ディズニーランドに行けない理由

どれほど昔だろうか?

学校行事で強制的に行かされたのが、ディズニーランドだった。

親しい友人がいなかった私は、先生主導の、人間のクズが集まる班にいた。

検索が身近になった今の時代なら、あの日のことは、調べれば西暦何年の何月何日まで特定できるだろう。

前日の夜、東京ドームで日本ハム対ロッテの試合を見た。

当日の夜、ホテルの部屋にあったテレビで、アニメ『ドラゴンボール』の放送(再放送でないリアルタイムの放送)を見た。

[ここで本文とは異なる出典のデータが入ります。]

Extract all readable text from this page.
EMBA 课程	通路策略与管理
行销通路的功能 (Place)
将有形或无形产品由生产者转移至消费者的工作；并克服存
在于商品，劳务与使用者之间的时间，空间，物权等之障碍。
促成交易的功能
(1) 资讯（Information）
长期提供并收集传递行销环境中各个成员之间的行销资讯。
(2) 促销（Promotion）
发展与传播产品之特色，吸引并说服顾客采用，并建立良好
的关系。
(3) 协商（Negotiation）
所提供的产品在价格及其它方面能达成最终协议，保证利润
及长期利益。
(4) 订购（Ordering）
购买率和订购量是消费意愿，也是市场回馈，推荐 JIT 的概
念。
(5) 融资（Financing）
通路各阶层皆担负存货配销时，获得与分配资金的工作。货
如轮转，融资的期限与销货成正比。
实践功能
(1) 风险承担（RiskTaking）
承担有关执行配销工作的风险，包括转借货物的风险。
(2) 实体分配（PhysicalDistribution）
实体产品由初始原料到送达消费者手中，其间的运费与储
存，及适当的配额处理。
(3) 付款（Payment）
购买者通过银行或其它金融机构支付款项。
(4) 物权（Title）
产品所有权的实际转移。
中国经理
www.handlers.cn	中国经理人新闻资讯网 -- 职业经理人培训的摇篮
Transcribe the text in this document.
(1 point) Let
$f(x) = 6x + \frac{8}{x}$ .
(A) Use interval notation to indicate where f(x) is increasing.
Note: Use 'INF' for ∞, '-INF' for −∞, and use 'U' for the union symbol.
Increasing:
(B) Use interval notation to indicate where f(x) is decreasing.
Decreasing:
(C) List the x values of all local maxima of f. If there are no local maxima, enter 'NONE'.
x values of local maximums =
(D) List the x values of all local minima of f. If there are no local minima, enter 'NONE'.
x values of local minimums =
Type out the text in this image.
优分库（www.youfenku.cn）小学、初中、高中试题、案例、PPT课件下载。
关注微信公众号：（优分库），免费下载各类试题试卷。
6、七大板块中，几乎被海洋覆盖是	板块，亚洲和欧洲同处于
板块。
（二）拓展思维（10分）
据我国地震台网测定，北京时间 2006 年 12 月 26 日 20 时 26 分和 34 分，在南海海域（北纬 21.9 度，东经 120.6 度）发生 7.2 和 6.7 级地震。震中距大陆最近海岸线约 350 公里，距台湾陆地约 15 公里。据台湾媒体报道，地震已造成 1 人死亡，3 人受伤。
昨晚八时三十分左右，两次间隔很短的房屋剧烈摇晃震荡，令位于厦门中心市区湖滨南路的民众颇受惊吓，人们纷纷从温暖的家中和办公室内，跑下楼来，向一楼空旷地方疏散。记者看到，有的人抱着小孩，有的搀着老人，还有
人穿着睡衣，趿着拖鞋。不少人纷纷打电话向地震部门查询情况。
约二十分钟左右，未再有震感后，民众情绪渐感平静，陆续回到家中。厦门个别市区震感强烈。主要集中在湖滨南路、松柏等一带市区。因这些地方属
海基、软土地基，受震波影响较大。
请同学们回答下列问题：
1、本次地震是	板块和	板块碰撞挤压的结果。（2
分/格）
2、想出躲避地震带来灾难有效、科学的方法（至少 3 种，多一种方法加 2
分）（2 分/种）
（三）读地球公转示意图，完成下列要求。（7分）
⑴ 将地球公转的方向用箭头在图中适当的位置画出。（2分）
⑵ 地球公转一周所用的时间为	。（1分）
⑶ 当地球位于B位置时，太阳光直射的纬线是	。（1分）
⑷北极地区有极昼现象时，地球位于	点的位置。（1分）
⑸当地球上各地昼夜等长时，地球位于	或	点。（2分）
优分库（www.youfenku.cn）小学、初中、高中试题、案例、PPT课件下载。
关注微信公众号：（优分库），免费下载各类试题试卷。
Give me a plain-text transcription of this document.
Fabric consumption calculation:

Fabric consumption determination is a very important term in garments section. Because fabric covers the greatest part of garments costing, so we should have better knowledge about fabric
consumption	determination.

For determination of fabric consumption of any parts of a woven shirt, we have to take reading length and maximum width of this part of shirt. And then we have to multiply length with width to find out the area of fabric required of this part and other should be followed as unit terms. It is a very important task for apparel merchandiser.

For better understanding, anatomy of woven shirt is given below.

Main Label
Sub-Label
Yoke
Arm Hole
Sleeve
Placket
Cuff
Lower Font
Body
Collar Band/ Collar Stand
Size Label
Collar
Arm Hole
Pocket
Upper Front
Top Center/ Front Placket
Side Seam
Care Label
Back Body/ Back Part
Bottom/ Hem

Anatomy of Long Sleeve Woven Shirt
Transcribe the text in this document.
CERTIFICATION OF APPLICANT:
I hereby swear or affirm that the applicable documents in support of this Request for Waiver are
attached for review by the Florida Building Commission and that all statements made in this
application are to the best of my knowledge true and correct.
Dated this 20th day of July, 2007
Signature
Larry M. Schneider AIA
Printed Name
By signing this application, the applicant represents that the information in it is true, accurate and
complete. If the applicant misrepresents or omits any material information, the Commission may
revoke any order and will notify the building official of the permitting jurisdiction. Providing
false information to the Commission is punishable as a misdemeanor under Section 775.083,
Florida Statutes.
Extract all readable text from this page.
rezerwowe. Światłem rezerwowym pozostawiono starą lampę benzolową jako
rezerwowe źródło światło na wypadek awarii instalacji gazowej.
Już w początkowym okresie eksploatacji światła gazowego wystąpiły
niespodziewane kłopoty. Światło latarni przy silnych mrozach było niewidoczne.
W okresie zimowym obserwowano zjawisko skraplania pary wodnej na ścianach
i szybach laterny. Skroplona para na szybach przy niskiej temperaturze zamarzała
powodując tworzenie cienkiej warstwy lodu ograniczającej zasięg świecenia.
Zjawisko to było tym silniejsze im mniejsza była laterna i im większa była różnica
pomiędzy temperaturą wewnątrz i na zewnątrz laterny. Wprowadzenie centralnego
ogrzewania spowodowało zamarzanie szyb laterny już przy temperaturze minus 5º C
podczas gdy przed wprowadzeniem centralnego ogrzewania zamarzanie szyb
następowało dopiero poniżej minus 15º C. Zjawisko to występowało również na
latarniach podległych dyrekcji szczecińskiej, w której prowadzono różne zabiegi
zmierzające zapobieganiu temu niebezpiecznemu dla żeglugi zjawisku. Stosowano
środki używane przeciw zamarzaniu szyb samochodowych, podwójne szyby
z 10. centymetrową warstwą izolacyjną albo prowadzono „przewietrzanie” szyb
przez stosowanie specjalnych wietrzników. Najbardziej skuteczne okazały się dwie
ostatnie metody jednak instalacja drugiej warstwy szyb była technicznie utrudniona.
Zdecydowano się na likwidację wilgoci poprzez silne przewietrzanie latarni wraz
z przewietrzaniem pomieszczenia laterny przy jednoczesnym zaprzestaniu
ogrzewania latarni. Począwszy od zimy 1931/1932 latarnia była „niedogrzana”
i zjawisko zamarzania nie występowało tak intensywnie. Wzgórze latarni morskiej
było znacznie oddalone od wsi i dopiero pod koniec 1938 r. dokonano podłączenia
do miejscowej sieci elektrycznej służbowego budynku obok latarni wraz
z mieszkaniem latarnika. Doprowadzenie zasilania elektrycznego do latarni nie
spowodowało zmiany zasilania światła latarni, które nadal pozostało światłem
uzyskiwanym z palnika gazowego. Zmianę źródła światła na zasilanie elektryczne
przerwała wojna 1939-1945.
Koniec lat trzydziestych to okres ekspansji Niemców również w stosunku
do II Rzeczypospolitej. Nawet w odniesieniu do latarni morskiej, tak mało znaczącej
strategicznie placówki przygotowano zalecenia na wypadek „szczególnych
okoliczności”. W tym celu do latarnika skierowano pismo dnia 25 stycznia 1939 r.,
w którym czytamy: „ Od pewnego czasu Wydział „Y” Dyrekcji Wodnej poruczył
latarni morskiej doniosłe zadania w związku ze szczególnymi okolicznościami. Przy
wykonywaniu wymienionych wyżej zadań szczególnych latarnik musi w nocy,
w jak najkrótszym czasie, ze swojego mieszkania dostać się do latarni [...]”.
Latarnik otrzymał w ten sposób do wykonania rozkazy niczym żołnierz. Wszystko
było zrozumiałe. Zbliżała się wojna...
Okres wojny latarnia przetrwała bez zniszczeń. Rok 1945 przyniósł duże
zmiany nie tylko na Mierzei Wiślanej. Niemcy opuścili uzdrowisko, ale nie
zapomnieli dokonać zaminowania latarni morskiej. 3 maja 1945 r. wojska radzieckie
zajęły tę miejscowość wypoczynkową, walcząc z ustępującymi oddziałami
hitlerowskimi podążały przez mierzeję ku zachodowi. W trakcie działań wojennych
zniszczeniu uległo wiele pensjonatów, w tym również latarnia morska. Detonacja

確か、亀仙人がピッコロ大魔王に魔封波を仕掛けて死んだという内容だった。

スペースマウンテンは5時間待ちだった。

覚えているのは、それだけ……。

なんか……、ディズニーランドって……、いつの間にか、恋する人たちや家族連れが訪れる象徴的な場所になったような気がする。

私は家族観が無いので、家族連れは死ぬまで見たくないし、恋愛経験も無いので、恋する人たちも死ぬまで見たくない。

こういう場所には、よほどの強制力が働かない限り行かないだろう。

会社の研修とか、社員旅行のレベルでは、私は会社を辞めるという選択を取るだろう。

そういう行事があると初めからわかっていれば、そういう会社とは関わらない。

私の人生観では、この場所は、そのレベルで受け付けない。

恋人がいると仮定すると、私はそこで何をするだろう?

無理やり笑ったり、無理やり楽しそうにしたり、無理やりテンションを上げたり、無理やり遊び慣れた自分を演じて、精一杯、恋愛経験豊富な自分でいるのだろう。

そういう自分を完璧に演じ切ろうとするのだろう。

どっちみち、それができなければ、前の彼氏と比べられて人間否定されるだけ……、真面目系の遊べない人間に生まれたら、それは宿命みたいなものだ。

ありのままの自分ではいられない。

恋愛経験無しという人生は、煮えくり返るくらいの葛藤があるが、私は全てを出し尽くした。

恋愛や結婚は、絶対的に不可能だとわかった。

精神が壊れて、路上生活をしたり、逮捕収監されたり、精神病院に放り込まれたり……、そうなるまで違う自分を演じ切り、彼女を作ろうとした。

何をやっても、どんな手段を使っても、最後の最後までできなかった。

恵まれた環境でヌクヌクと生きてきた被害妄想者と、不幸の背比べをして意地でも勝とうとしたがる被害妄想クズ女しかいないこの国では、私の理解者なんていない。

どうにもならないほどに、どうにもならなかった。

ディズニーランド……。

想像するだけで疲れ果ててしまう。

あの学生時代に訪れたときと同様にね。

それが私の、ディズニーランドに行けない理由……。